In downtown Fairbanks, after visiting artsy shops, we discovered colorful building air vents on street corners. We spent time hunting all 12 of them down one afternoon. But when we stopped by the Fairbanks visitors center to ask about how we could see the northern lights and a possible trip to the Arctic Circle, we were told the conditions were not good at the time. Although that was as disappointing as not seeing Mount McKinley, we had so much fun at our next stop.
North Pole, Alaska, is just 30 minutes outside of Fairbanks and has a population of about 2,000. This is not the true geographic North Pole, which is about 1,700 miles north. Streets here are named Santa Claus Lane, Snowman Lane, Kris Kringle Drive, et cetera, and almost everything in town had a candy cane motif. Located at 2550 Mistletoe Drive, the visitor center was an authentic rustic Alaskan log cabin with very Christmassy “Welcome to North Pole” signs. We also visited The Pole of North Pole, one of two poles created to symbolize it. The other one was pushed out of a plane over the actual North Pole.
We stayed at the Santaland RV Park which, sadly, is permanently closed. Its entrance had life-sized reindeer and a 20-foot Santa. The town’s famous Santa Claus House on the lot beside the park was full of Christmas goodies. From there, you can send Christmas cards to all your loved ones postmarked North Pole, Alaska, like we did.

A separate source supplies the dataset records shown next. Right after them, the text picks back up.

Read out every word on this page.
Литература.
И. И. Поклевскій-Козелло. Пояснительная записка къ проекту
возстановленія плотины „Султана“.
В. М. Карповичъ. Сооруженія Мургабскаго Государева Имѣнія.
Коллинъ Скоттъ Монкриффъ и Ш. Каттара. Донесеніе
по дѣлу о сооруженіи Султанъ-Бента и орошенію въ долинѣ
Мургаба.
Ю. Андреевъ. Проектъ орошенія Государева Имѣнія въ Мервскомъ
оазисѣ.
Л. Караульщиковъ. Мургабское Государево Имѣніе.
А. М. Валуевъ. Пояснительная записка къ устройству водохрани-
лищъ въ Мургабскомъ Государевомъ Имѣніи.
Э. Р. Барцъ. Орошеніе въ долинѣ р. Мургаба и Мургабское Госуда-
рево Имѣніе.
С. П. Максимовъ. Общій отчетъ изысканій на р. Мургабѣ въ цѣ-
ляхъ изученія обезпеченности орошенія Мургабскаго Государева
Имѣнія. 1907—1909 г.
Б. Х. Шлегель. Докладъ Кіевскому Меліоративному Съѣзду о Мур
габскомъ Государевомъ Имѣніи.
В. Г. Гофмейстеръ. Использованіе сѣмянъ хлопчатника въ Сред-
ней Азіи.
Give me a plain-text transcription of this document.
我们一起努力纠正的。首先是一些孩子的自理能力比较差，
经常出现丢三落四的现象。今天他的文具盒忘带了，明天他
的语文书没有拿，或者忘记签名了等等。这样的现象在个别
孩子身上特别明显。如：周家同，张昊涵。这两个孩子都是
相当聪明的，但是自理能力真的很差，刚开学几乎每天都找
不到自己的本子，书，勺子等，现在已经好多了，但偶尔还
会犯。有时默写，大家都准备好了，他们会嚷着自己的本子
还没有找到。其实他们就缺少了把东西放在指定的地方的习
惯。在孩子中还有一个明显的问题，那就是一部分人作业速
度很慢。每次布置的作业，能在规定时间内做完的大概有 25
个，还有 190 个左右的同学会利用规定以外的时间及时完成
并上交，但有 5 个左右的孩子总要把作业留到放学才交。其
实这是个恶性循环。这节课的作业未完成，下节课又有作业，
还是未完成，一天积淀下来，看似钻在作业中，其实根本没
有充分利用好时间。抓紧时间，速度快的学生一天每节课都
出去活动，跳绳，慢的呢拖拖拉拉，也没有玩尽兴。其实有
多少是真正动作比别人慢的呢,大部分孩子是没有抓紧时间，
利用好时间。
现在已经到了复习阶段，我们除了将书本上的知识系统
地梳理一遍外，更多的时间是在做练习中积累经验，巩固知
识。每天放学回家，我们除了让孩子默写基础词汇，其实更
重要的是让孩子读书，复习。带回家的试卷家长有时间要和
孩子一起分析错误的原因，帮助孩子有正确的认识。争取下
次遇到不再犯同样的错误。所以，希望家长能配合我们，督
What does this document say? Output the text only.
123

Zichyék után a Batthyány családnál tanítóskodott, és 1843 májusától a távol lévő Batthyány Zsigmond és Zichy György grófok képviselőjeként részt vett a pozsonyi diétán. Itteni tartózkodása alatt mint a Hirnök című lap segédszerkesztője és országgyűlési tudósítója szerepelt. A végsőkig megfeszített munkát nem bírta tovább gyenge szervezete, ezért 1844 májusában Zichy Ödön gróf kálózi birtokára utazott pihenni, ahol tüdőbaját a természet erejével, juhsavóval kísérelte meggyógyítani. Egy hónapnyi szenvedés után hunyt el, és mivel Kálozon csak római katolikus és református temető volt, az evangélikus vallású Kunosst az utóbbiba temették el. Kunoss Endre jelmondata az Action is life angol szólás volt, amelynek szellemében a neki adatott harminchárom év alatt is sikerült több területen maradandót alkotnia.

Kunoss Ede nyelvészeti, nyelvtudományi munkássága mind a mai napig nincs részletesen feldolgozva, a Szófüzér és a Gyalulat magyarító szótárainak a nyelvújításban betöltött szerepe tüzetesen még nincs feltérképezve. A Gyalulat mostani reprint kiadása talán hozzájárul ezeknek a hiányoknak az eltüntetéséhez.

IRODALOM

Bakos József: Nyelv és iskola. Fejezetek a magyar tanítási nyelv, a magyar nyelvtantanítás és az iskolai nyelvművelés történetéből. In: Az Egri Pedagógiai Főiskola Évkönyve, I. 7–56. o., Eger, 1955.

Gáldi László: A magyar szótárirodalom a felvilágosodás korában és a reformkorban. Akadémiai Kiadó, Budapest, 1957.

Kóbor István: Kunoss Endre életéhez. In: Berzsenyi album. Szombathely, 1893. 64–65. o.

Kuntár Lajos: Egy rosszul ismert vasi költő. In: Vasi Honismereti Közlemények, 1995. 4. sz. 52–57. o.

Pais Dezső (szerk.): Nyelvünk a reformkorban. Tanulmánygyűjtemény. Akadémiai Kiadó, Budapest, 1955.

And you can even have your photo taken on Santa’s lap inside the house. Outside you’ll see the world’s largest fiberglass Santa. He’s 42 feet tall and weighs almost a thousand pounds.
Our next post-Alaska destination in the U.S. was Seattle, Washington, so we followed another route going back south. Our first stop was Chicken, Alaska. The road to the town of 32 during summer — and only seven residents in wintertime — was all gravel. There were two campgrounds, one with gold-panning activities and the other with a country store. We stayed at the former, up the hill, where we were rewarded with a spectacular sunset later in the evening.
The following day, we drove the Top of the World Highway that leads to Canada. There were endless mountaintops carpeted by the reddish-gold alpine tundra of early fall. The U.S.-Canada border was unlike any other border town. When we arrived, it was just my husband, me, and the immigration officer. From there, we rode the ferry to Dawson City, the capital of the Yukon during the Gold Rush.
From the Yukon, we dropped down to British Columbia and took a right to the Stewart-Cassiar Highway, also known as Glacier Highway, toward the fishing town of Stewart (still in Canada), which has a population of 400. We missed the season by a day, however, and there were no more fishing boats for hire. But we found out that Hyder, a town of less than 100, was just two miles down the road and might be worth visiting.
Hyder is on the southernmost point of Alaska, which is home to Salmon Glacier, one of the largest glaciers in North America. As we went 15 miles of muddy dirt and gravel road up the hill, it slowly made its appearance. The pictures we took at the summit did not give it justice. And we paid a high price to see the spectacle. I can only imagine the brutal punishment we gave Star.
Back at the foot of the hill, we found a good-sized black bear hunting for all the salmon he could find in Fish Creek. At times, he was a mere 20 feet from us, but we were incognito to him. When his show was over, it was already getting dark, so we decided to boondock, parking our RV by the roadside for the night. It was a fitting finale for a perfect summer month in Alaska. It was an epic RV trip to the Last Frontier.